In 1788 Schomberg was appointed to HMS Crown under an old friend, William Cornwallis. For the next two years Schomberg served as acting captain of Crown and then commander of HMS Atalanta in the Indian Ocean, a period in which he was described as "happy beyond expression". Controversy was not far behind however, and in 1790 Schomberg sent two offensive letters to the colonial government in Madras complaining that his ship had not been given the correct salute when it entered the port. These letters were passed on to Sir Richard Strachan and Cornwallis who were so shocked at Schomberg's effrontery that he was dismissed his ship and sent back to England. Cornwallis did however recommend that no further action be taken against him, commenting that the dispute with Prince William had embittered his former friend. Before news of this controversy reached England, Schomberg had been promoted to post captain.
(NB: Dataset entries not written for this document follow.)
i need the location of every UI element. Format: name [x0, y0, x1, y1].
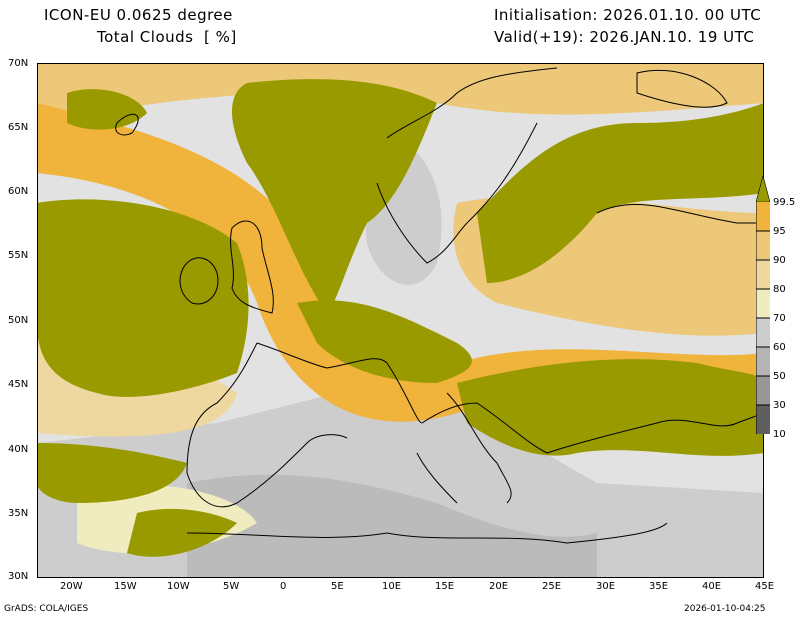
colorbar — [756, 176, 770, 434]
lon-label: 10W — [167, 581, 190, 592]
model-title: ICON-EU 0.0625 degree — [44, 6, 233, 24]
lat-label: 45N — [8, 379, 29, 390]
colorbar-label: 70 — [773, 313, 786, 324]
lat-label: 40N — [8, 444, 29, 455]
lat-label: 55N — [8, 250, 29, 261]
lon-label: 30E — [596, 581, 616, 592]
colorbar-label: 30 — [773, 400, 786, 411]
colorbar-segment — [756, 289, 770, 318]
colorbar-overflow-triangle — [756, 176, 770, 203]
lon-label: 40E — [702, 581, 722, 592]
colorbar-label: 99.5 — [773, 197, 796, 208]
lon-label: 20E — [489, 581, 509, 592]
variable-title: Total Clouds [ %] — [97, 28, 237, 46]
lon-label: 45E — [755, 581, 775, 592]
lat-label: 50N — [8, 315, 29, 326]
colorbar-label: 90 — [773, 255, 786, 266]
initialisation-time: Initialisation: 2026.01.10. 00 UTC — [494, 6, 762, 24]
colorbar-label: 60 — [773, 342, 786, 353]
lat-label: 30N — [8, 571, 29, 582]
colorbar-label: 95 — [773, 226, 786, 237]
lat-label: 70N — [8, 58, 29, 69]
lon-label: 5E — [331, 581, 344, 592]
colorbar-segment — [756, 202, 770, 231]
lat-label: 65N — [8, 122, 29, 133]
colorbar-segment — [756, 405, 770, 434]
lon-label: 20W — [60, 581, 83, 592]
lon-label: 25E — [542, 581, 562, 592]
colorbar-segment — [756, 231, 770, 260]
colorbar-segment — [756, 347, 770, 376]
cloud-cover-map — [37, 63, 764, 578]
lat-label: 35N — [8, 508, 29, 519]
valid-time: Valid(+19): 2026.JAN.10. 19 UTC — [494, 28, 755, 46]
colorbar-segment — [756, 318, 770, 347]
colorbar-label: 10 — [773, 429, 786, 440]
grads-credit: GrADS: COLA/IGES — [4, 604, 89, 614]
lon-label: 0 — [280, 581, 287, 592]
colorbar-segment — [756, 260, 770, 289]
lon-label: 15E — [435, 581, 455, 592]
colorbar-segment — [756, 376, 770, 405]
lon-label: 5W — [223, 581, 240, 592]
render-timestamp: 2026-01-10-04:25 — [684, 604, 766, 614]
lon-label: 10E — [382, 581, 402, 592]
colorbar-label: 50 — [773, 371, 786, 382]
cloud-fields — [37, 63, 764, 578]
lat-label: 60N — [8, 186, 29, 197]
colorbar-label: 80 — [773, 284, 786, 295]
lon-label: 15W — [114, 581, 137, 592]
lon-label: 35E — [649, 581, 669, 592]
==French Revolutionary Wars==
In 1793, shortly after the outbreak of the French Revolutionary Wars, Schomberg married Amelia Brodrick, a parson's daughter from Stradbally, Ireland. The couple would have several children including four surviving sons. Later in the year, Schomberg was made captain of HMS Vanguard and early in 1794 moved to HMS Culloden with the Channel Fleet under Lord Howe. With this fleet, Culloden was engaged at the Glorious First of June, but Schomberg was heavily criticised for not entering the action until late in the day when most of the fighting was over. He was not awarded the medal given to most of the captains at the battle and, like many officers passed over for recognition in the action, suffered a permanent stain on his record. In 1795, Schomberg was appointed to the large frigate HMS Magnanime and served off Ireland until 1796 escorting convoys. This was his last sea-going command, his controversial behaviour making him politically undesirable and poor health making him less able serve effectively.

==Historian==
Retiring to Seend in Wiltshire in 1796, Schomberg returned to a lifelong project, a historical work in five volumes named "A Naval chronology, or, An historical summary of naval and maritime events from the time of the Romans to the treaty of peace, 1802". This seminal work contained, in addition to a prose history, several detailed and extensive appendices. In 1801 he took command of the local Sea Fencibles, a coastal militia force, and in 1808 was responsible for their disbandment, reasoning that the country was no longer in danger from French invasion. For this he was made a commissioner of the Navy and he remained in that position until his death in 1813 at his home in Cadogan Place, Chelsea, London. He was buried in the family crypt at St George in the East, Stepney.